INTRODUCTION: The aim of this study was to investigate the relationship between early (at the first admission to the emergency room) blood glucose, C-reactive protein (CRP) and leukocyte (WBC) levels and Glasgow Coma Scale (GCS) in patients with pediatric isolated head injury (IHI) and to reveal their effects on prognosis in the emergency department.
METHODS: The data of 74 patients with IHI under the age of 18 and over the age of 2, admitted to XXX Hospital Emergency Department between 2016 and 2019, were obtained from the hospital information system and analyzed retrospectively.
RESULTS: It was reported that 54 of our patients were boys and 20 were girls.

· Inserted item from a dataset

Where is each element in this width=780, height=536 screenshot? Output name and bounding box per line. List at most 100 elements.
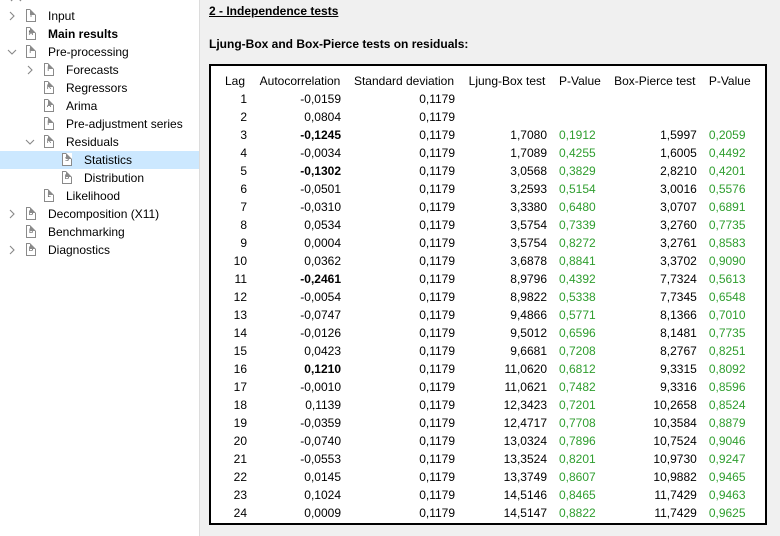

Concerning injury etiology, it was determined that 21.6% were exposed to head injury due to a traffic accident, 59.5% due to falling, 9.5% due to battery, and the same percentage due to a foreign body hit on the head. According to the severity of brain damage, 65 patients with the GCS score above eight and 9 patients with the GCS score below and equal to eight were identified. While a significant negative correlation was found between the GCS scores and blood glucose and WBC levels of our patients, the difference between the CRP levels was found to be insignificant.
DISCUSSION AND CONCLUSION: In children with pediatric IHI, a negative correlation was found between increased blood glucose and WBC levels and GCS score in the early period in predicting the severity of damage in addition to CBT, and it was associated with poor prognosis in the emergency department.